1990: Nicaragua’s 14-party opposition coalition led by Violeta Barrios de Chamorro scores stunning election upset victory over Daniel Ortega’s Sandinistas.
1991: Kuwaiti resistance leaders declare they are in control of their smoke-filled capital following nearly seven months of Iraqi occupation. Nine British soldiers are killed when two US warplanes mistakenly fire on their armoured personnel carriers in southern Iraq.
1992: Russian President Boris Yeltsin orders improved inspections among other edicts as millions of documents are opened to the public.
1994: Leading hardliners who fought against President Boris Yeltsin’s reforms walk free from their Russian prison after being granted amnesty by the new parliament.
1995: Averting a major trade war, China and the United States sign an agreement mandating Chinese respect for copyrights, trademarks and patents.
1997: The Swiss government formally establishes a humanitarian fund for the benefit of Holocaust survivors.
1998: Switzerland discloses that Israeli agents had been caught in an attempt to bug telephones on the outskirts of the Swiss capital.
2003: The United States says satellite images show North Korea has restarted its nuclear reactor at Yongbyon, despite agreeing not to.

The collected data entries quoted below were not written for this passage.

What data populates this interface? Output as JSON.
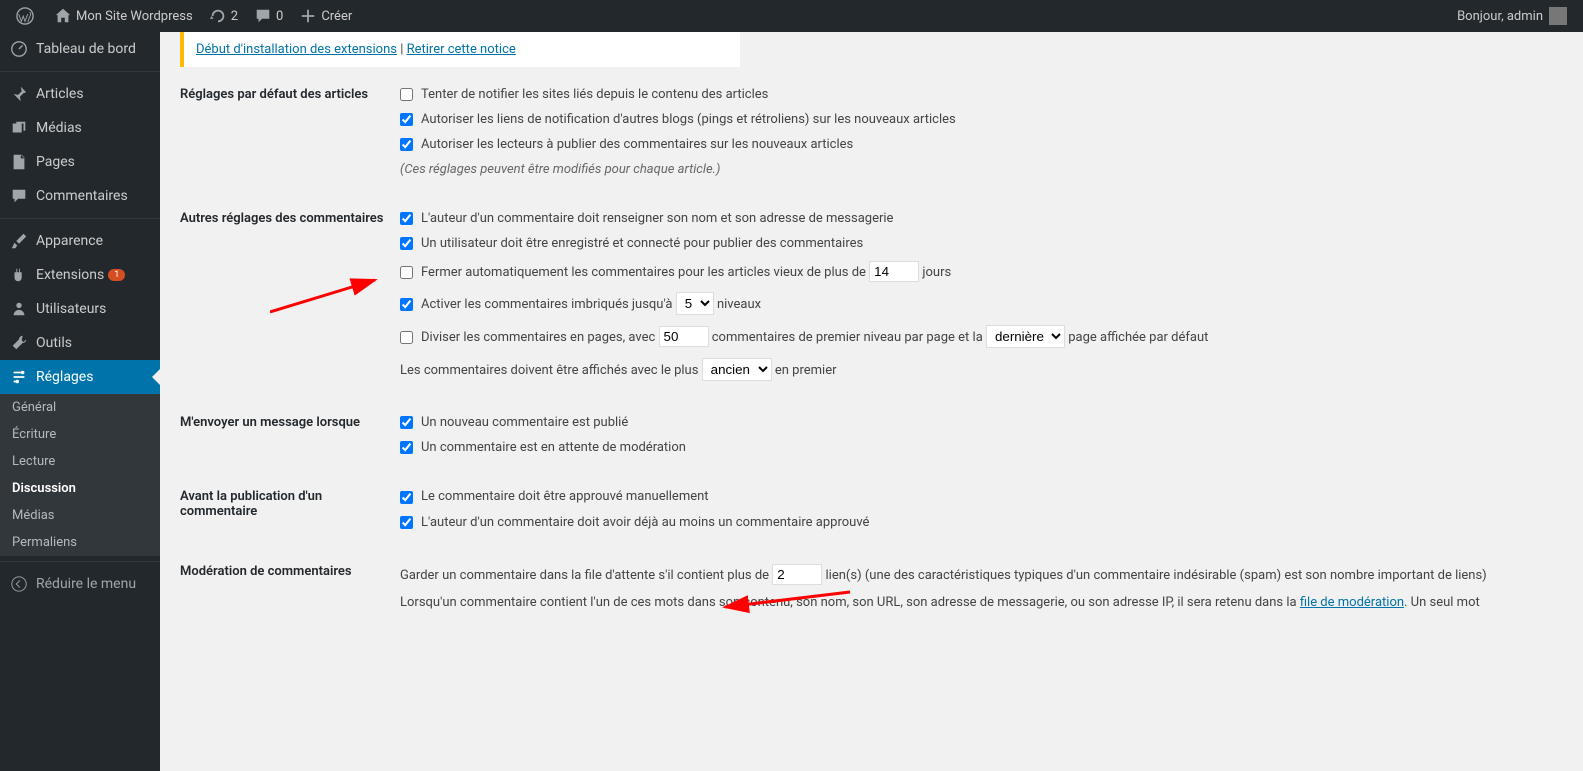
{
  "adminbar": {
    "site_name": "Mon Site Wordpress",
    "updates": "2",
    "comments": "0",
    "create": "Créer",
    "howdy": "Bonjour, admin"
  },
  "sidebar": {
    "dashboard": "Tableau de bord",
    "posts": "Articles",
    "media": "Médias",
    "pages": "Pages",
    "comments": "Commentaires",
    "appearance": "Apparence",
    "plugins": "Extensions",
    "plugins_badge": "1",
    "users": "Utilisateurs",
    "tools": "Outils",
    "settings": "Réglages",
    "sub": {
      "general": "Général",
      "writing": "Écriture",
      "reading": "Lecture",
      "discussion": "Discussion",
      "medias": "Médias",
      "permalinks": "Permaliens"
    },
    "collapse": "Réduire le menu"
  },
  "notice": {
    "install": "Début d'installation des extensions",
    "sep": " | ",
    "dismiss": "Retirer cette notice"
  },
  "sections": {
    "defaults": {
      "title": "Réglages par défaut des articles",
      "opt1": "Tenter de notifier les sites liés depuis le contenu des articles",
      "opt2": "Autoriser les liens de notification d'autres blogs (pings et rétroliens) sur les nouveaux articles",
      "opt3": "Autoriser les lecteurs à publier des commentaires sur les nouveaux articles",
      "hint": "(Ces réglages peuvent être modifiés pour chaque article.)"
    },
    "other": {
      "title": "Autres réglages des commentaires",
      "opt1": "L'auteur d'un commentaire doit renseigner son nom et son adresse de messagerie",
      "opt2": "Un utilisateur doit être enregistré et connecté pour publier des commentaires",
      "opt3a": "Fermer automatiquement les commentaires pour les articles vieux de plus de ",
      "days_val": "14",
      "opt3b": " jours",
      "opt4a": "Activer les commentaires imbriqués jusqu'à ",
      "levels_val": "5",
      "opt4b": " niveaux",
      "opt5a": "Diviser les commentaires en pages, avec ",
      "perpage_val": "50",
      "opt5b": " commentaires de premier niveau par page et la ",
      "page_sel": "dernière",
      "opt5c": " page affichée par défaut",
      "opt6a": "Les commentaires doivent être affichés avec le plus ",
      "order_sel": "ancien",
      "opt6b": " en premier"
    },
    "email": {
      "title": "M'envoyer un message lorsque",
      "opt1": "Un nouveau commentaire est publié",
      "opt2": "Un commentaire est en attente de modération"
    },
    "before": {
      "title": "Avant la publication d'un commentaire",
      "opt1": "Le commentaire doit être approuvé manuellement",
      "opt2": "L'auteur d'un commentaire doit avoir déjà au moins un commentaire approuvé"
    },
    "moderation": {
      "title": "Modération de commentaires",
      "text1": "Garder un commentaire dans la file d'attente s'il contient plus de ",
      "links_val": "2",
      "text2": " lien(s) (une des caractéristiques typiques d'un commentaire indésirable (spam) est son nombre important de liens)",
      "text3a": "Lorsqu'un commentaire contient l'un de ces mots dans son contenu, son nom, son URL, son adresse de messagerie, ou son adresse IP, il sera retenu dans la ",
      "text3link": "file de modération",
      "text3b": ". Un seul mot"
    }
  }
}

2004: US President George W Bush tightens US restrictions on travel to Cuba, saying that Fidel Castro’s Government had taken steps to destabilise relations with the United States over the past year.
2008: A “doomsday” seed vault built to protect millions of food crops from climate change, wars and natural disasters opens deep within an Arctic mountain in the remote Norwegian archipelago of Svalbard.
2009: A British bishop whose denial of the Holocaust embroiled Pope Benedict XVI in controversy apologises for his remarks but does not specifically say they were erroneous.
2010: NATO commanders in Afghanistan begin travelling to Pakistan to share plans for military operations for the first time, aiming to make sure that militants do not slip back and forth in the unmarked, mountainous border region to escape coalition of Pakistani forces.
2013: A hot air balloon carrying sightseers on a sunrise flight over the ancient city of Luxor bursts into flames, then plummets about 1,000 feet (300 metres) killing 19 people in what appears to be the deadliest hot air ballooning accident on record.